Maurice Bigio, jeune étudiant en mathématique arrêté au Lycée Carnot au matin du 26 février 1942 en représailles d’un attentat à Chalon sur Saône, il sera déporté par le convoi n°2.

Margot Kahn, 13 ans arrêtée avec son père à Chatillon sur Seine en octobre 1942, sa mère avait été arrêté en juillet 1942

Clara, Justina et Tilla Frenkel, 3 femmes allemandes qui avaient trouvé refuge à Chenôve en 1938, arrêtées elles aussi en octobre 1942

La rafle des 16 et 17 juillet 1942, dite rafle du Vel’ d’Hiv’, marque un tournant décisif dans l’application de la « Solution finale de la question juive » en France.

Réclamée par l’occupant et menée exclusivement par la police française, pour la première fois, les femmes et les enfants ne sont pas épargnés.

En Côte d’Or cette rafle avait été organisée quelques jours plus tôt les 13 et 14 juillet aboutissant à l’arrestation de 24 personnes. Certaines étaient originaires ou résidaient en Côte d'Or et d'autres ont été arrêtées à Crépey. Dans ce hameau se trouvait un chantier forestier où étaient retenus des hommes juifs originaires de la région parisienne.

Les 24 personnes ne furent pas toutes déportées. En effet les époux Roudnik et Salm Mathilde2 ont été remis en liberté sur ordre des autorités allemandes. Les époux Roudnik seront de nouveau arrêtés3 et déportés en juin 1943.

Le 14 juillet 1942, 21 personnes quittent la cour de Bar4 où elles étaient rassemblées, laissant derrière elles, un mari, une mère, des enfants5 pour rejoindre la gare.

A 12h56, sous escorte de la gendarmerie, elles quittent la gare de Dijon pour le camps de Pithivier.

Elles s’appelaient :

Hermann GERSON, 37 ans, arrêté à  Crépey,
Malka HERKOWITZ, 38 ans, vivant rue Jean Jacques Rousseau à Dijon,
Erna KAHN, 40 ans, réfugiée d’Alsace à Châtillon-sur-Seine,

Szmul KALEKA, 44 ans, de Voulaines-les-Templiers,
Thérèse KATZ, 17 ans, habitant à Dijon rue Paul Thénard,
Herta KOHLMANN, 21 ans, vivant rue Babeuf à Dijon (rue de la Chouette),
Aron KUPERBERG, 18 ans, arrêté à Crépey
Ruberg MAKAROWSKI, 44 ans, également arrêté à Crépey
Edmond MICHEL, 37 ans
Irma MICHEL, 34 ans et
Lillie MICHEL, 40 ans, tous trois de Dijon, rue de la Charmette
Anita OPPENHEIMER, 19 ans habitant Dijon, rue Paul Thénard
Jaqueline RIBSTEIN, 19 ans également de Dijon, rue des Perrières
Erich ROSNER, 17 ans arrêté à Crépey
Severin SAFRYS, 28 ans arrêté à Messanges
Nathan SALTMAN, 29 ans  et
Samuel SCHACHTER, 36 ans arrêtés à Crépey
Rose STEINITZ, 44 ans, et
Mireille STEINITZ, 17 ans vivant à Dijon, avenue Victor Hugo
Rachel ZLOTOWITCZ, 36 ans habitant Dijon, rue de la Manutention
Joseph ZYSKIND, 41 ans arrêté à Crépey.

Le 17 juillet, elles étaient déportés par le convoi numéro 6 vers Auschwitz Birkenau, vers une mort programmée par les nazis, avec la complicité du gouvernement de Vichy.
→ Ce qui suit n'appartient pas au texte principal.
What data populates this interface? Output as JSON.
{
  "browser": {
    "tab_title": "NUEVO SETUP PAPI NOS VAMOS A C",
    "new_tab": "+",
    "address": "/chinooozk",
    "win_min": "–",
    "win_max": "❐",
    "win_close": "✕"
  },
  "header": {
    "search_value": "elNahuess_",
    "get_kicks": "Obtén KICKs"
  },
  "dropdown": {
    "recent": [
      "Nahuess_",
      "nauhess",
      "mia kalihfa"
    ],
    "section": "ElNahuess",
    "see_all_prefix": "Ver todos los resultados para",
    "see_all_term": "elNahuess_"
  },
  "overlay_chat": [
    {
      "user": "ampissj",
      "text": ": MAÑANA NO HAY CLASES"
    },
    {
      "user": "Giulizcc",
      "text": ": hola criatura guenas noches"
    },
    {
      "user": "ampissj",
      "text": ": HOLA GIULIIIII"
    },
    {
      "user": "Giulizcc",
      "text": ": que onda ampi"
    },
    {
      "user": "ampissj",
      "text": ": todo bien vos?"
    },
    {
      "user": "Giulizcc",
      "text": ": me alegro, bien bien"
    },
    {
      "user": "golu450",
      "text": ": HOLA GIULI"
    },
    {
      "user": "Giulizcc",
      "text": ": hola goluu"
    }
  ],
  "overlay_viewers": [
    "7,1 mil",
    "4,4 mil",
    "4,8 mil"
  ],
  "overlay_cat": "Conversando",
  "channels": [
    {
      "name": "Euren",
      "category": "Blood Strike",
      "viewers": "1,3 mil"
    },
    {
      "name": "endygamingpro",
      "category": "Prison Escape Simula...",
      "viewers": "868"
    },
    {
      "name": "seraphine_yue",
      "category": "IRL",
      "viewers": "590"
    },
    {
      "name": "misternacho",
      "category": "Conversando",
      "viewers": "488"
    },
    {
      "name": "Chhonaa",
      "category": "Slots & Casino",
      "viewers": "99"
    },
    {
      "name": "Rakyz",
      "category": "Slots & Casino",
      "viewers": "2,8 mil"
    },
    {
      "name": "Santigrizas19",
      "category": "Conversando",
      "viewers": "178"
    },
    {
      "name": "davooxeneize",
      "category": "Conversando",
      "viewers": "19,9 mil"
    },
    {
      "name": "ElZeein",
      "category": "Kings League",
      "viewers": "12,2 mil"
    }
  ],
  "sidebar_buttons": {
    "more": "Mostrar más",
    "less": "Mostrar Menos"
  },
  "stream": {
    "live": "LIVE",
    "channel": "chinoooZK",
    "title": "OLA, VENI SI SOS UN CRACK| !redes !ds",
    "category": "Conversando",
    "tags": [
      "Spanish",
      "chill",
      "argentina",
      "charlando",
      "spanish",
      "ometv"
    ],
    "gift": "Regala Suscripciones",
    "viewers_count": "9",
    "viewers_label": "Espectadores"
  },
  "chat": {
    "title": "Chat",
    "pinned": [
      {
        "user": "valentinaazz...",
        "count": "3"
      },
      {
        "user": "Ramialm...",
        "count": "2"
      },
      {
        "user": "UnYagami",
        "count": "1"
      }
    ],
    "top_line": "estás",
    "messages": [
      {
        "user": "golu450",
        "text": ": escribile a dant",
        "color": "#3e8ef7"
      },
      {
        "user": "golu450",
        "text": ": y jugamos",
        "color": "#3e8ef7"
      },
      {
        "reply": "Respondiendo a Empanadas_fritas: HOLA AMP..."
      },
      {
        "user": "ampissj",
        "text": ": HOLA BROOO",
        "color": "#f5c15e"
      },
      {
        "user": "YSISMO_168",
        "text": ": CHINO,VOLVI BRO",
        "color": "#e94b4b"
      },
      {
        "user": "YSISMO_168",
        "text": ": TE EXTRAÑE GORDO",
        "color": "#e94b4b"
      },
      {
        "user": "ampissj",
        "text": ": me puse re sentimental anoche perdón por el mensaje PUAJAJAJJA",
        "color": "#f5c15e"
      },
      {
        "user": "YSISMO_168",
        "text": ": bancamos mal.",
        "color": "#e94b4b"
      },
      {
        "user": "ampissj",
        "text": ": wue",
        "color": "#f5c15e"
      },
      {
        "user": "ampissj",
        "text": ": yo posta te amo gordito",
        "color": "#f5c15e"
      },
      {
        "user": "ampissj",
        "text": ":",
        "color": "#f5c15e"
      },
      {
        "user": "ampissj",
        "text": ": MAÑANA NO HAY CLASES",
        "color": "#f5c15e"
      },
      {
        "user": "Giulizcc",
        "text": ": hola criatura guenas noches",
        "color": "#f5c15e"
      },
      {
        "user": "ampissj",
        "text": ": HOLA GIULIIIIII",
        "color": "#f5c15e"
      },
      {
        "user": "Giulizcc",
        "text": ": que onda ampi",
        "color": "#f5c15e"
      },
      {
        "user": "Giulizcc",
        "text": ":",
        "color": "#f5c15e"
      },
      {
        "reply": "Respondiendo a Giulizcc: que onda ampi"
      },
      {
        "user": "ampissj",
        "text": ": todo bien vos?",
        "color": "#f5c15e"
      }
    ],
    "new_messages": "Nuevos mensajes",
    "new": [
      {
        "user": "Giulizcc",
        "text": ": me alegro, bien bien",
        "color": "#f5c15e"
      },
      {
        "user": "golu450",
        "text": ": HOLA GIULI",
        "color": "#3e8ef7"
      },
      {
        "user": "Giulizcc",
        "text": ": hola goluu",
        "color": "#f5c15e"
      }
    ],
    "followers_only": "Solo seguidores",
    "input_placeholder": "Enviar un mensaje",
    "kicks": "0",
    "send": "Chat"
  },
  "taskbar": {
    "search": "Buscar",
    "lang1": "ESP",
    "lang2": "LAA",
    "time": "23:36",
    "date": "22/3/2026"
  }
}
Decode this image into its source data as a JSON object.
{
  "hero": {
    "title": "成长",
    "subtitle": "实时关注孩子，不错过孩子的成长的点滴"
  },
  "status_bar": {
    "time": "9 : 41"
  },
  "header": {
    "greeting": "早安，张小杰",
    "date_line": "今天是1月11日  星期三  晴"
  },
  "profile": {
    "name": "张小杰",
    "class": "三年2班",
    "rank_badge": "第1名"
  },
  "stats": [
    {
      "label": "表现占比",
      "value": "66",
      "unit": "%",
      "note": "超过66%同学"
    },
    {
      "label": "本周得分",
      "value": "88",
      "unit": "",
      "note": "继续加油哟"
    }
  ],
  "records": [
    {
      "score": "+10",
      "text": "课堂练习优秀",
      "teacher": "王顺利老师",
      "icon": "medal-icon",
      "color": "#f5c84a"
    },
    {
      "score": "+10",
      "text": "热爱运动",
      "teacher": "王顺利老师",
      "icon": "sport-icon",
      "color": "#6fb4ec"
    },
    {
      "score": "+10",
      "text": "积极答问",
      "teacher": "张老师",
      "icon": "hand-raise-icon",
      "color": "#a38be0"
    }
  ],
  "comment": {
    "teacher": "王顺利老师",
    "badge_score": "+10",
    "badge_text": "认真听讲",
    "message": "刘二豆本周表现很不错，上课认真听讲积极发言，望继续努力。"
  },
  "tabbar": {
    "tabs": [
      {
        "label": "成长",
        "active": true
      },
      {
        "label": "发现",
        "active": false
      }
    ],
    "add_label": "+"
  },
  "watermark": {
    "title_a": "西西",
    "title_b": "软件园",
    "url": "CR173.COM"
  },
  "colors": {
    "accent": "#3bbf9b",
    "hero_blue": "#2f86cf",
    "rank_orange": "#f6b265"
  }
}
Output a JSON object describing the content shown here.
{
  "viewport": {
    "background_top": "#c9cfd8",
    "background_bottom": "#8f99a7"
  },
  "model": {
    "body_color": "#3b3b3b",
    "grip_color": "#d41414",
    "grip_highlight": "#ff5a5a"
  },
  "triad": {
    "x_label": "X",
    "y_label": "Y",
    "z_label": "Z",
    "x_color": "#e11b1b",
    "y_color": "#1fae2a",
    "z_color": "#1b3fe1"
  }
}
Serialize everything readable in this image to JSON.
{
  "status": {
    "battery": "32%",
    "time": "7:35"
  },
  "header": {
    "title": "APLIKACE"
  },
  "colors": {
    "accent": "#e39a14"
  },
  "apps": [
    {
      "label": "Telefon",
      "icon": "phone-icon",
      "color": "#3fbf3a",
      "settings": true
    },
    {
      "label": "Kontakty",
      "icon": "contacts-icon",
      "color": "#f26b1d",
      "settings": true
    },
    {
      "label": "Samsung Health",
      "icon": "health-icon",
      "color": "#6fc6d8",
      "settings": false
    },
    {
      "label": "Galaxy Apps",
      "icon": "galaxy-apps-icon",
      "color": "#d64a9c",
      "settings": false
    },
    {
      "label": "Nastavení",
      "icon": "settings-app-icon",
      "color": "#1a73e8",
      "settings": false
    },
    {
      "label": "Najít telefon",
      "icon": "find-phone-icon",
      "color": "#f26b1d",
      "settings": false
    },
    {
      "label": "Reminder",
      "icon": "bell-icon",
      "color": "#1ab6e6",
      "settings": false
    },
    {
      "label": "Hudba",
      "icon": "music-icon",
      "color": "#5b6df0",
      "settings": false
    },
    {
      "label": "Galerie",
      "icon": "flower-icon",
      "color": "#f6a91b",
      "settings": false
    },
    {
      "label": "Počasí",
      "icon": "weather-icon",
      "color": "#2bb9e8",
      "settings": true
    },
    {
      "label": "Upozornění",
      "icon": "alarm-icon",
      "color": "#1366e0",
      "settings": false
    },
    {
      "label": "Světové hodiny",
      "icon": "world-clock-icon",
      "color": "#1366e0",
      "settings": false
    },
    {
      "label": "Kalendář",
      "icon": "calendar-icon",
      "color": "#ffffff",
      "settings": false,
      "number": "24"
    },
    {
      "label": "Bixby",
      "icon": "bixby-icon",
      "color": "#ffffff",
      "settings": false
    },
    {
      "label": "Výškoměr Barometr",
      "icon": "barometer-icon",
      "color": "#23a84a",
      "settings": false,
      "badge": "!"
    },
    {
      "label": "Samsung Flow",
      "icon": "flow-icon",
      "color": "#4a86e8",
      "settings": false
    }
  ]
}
Selon les informations à notre disposition, seul Samuel Schachter6 a survécu à la déportation. Jacqueline Ribstein7 est parvenue, quant à elle, à échapper à la déportation grâce au courage de son mari Jean Chaillet qui l'a fait libérée de Pithiviers.

Tous les autres ont rejoint la longue liste des 76 000 Juifs déportés depuis la France entre 1942 et 1944, hommes, femmes, enfants assassinés dans le cadre de la Shoah.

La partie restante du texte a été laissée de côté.